I fannulloni, lo smart working e una pessima classe dirigente
Tempo fa, uno strano Sindaco di un qualche piccolo paese disse che per superare la crisi del coronavirus bisognava togliere una percentuale di stipendio ai dipendenti pubblici per consegnarlo a lavoratori autonomi oppure direttamente al mondo delle imprese messo in ginocchio dal Covid. Giorni fa un deputato leghista a Trento ha detto che ai ricchi non pensa mai nessuno, che tutti si affannano (a parole) coi poveri e dimenticano la vita grama di chi ha soldi e patrimonio, magari di gloriosa ascendenza familiare.
Ci siamo detti: è folklore! Poi però arriva quel bel tomo di Ichino e dice la stessa cosa, in modo più professorale, ma proprio la stessa cosa, così sintetizzabile: i dipendenti pubblici non fanno un cazzo, tanto più trincerati dietro lo smart working, era meglio metterli in cassa integrazione e risparmiare soldi per darli a chi se li meritava davvero, infermieri e medici in prima linea. Non è folklore, dico io, è una filosofia che trasversa il Paese anche nei silenzi di molti, non necessariamente in dichiarazioni esplicite.

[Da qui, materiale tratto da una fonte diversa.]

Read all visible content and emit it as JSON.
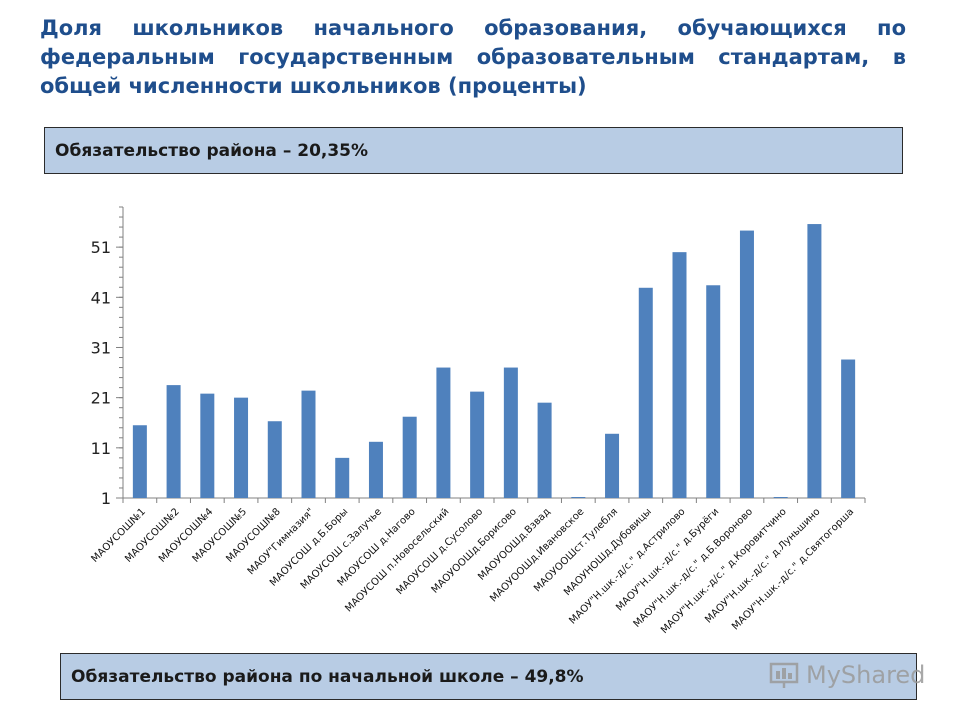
{
  "page": {
    "title": "Доля школьников начального образования, обучающихся по федеральным государственным образовательным стандартам, в общей численности школьников (проценты)",
    "obligation_district": "Обязательство района – 20,35%",
    "obligation_primary": "Обязательство района по начальной школе  – 49,8%",
    "watermark_text": "MyShared"
  },
  "chart_data": {
    "type": "bar",
    "categories": [
      "МАОУСОШ№1",
      "МАОУСОШ№2",
      "МАОУСОШ№4",
      "МАОУСОШ№5",
      "МАОУСОШ№8",
      "МАОУ\"Гимназия\"",
      "МАОУСОШ д.Б.Боры",
      "МАОУСОШ с.Залучье",
      "МАОУСОШ д.Нагово",
      "МАОУСОШ п.Новосельский",
      "МАОУСОШ д.Сусолово",
      "МАОУООШд.Борисово",
      "МАОУООШд.Взвад",
      "МАОУООШд.Ивановское",
      "МАОУООШст.Тулебля",
      "МАОУНОШд.Дубовицы",
      "МАОУ\"Н.шк.-д/с.\" д.Астрилово",
      "МАОУ\"Н.шк.-д/с.\" д.Бурёги",
      "МАОУ\"Н.шк.-д/с.\" д.Б.Вороново",
      "МАОУ\"Н.шк.-д/с.\" д.Коровитчино",
      "МАОУ\"Н.шк.-д/с.\" д.Луньшино",
      "МАОУ\"Н.шк.-д/с.\" д.Святогорша"
    ],
    "values": [
      15.5,
      23.5,
      21.8,
      21,
      16.3,
      22.4,
      9,
      12.2,
      17.2,
      27,
      22.2,
      27,
      20,
      1,
      13.8,
      42.9,
      50,
      43.4,
      54.3,
      1,
      55.6,
      28.6
    ],
    "ylim": [
      1,
      59
    ],
    "yticks": [
      1,
      11,
      21,
      31,
      41,
      51
    ],
    "bar_color": "#4f81bd",
    "grid": false
  }
}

Un Paese che pensa alla sua PA (malpagata, peraltro) come a un covo di furbetti e nullafacenti, come a una trappola burocratica, come a un serbatoio di voti, clientele e basta, non è destinato a durare e forse nemmeno se lo merita. Sono gli stessi che vorrebbero che la “macchina” pubblica funzionasse nonostante tagli, arretratezze, mancanza di investimenti, insulti e contumelie tanto al chilo ai dipendenti. Sono i momenti in cui vorresti già essere in pensione, prima che qualcuno si alzi per rivendicare il 30% di essa per finanziare il povero mondo delle Imprese colpito dalle tasse e costretto a spostare le sue sedi legali all’estero.
NB. I soldi agli infermieri andrebbero dati a prescindere, non tolti dalle tasche degli impiegati, se proprio teniamo al loro lavoro e al loro impegno quotidiano.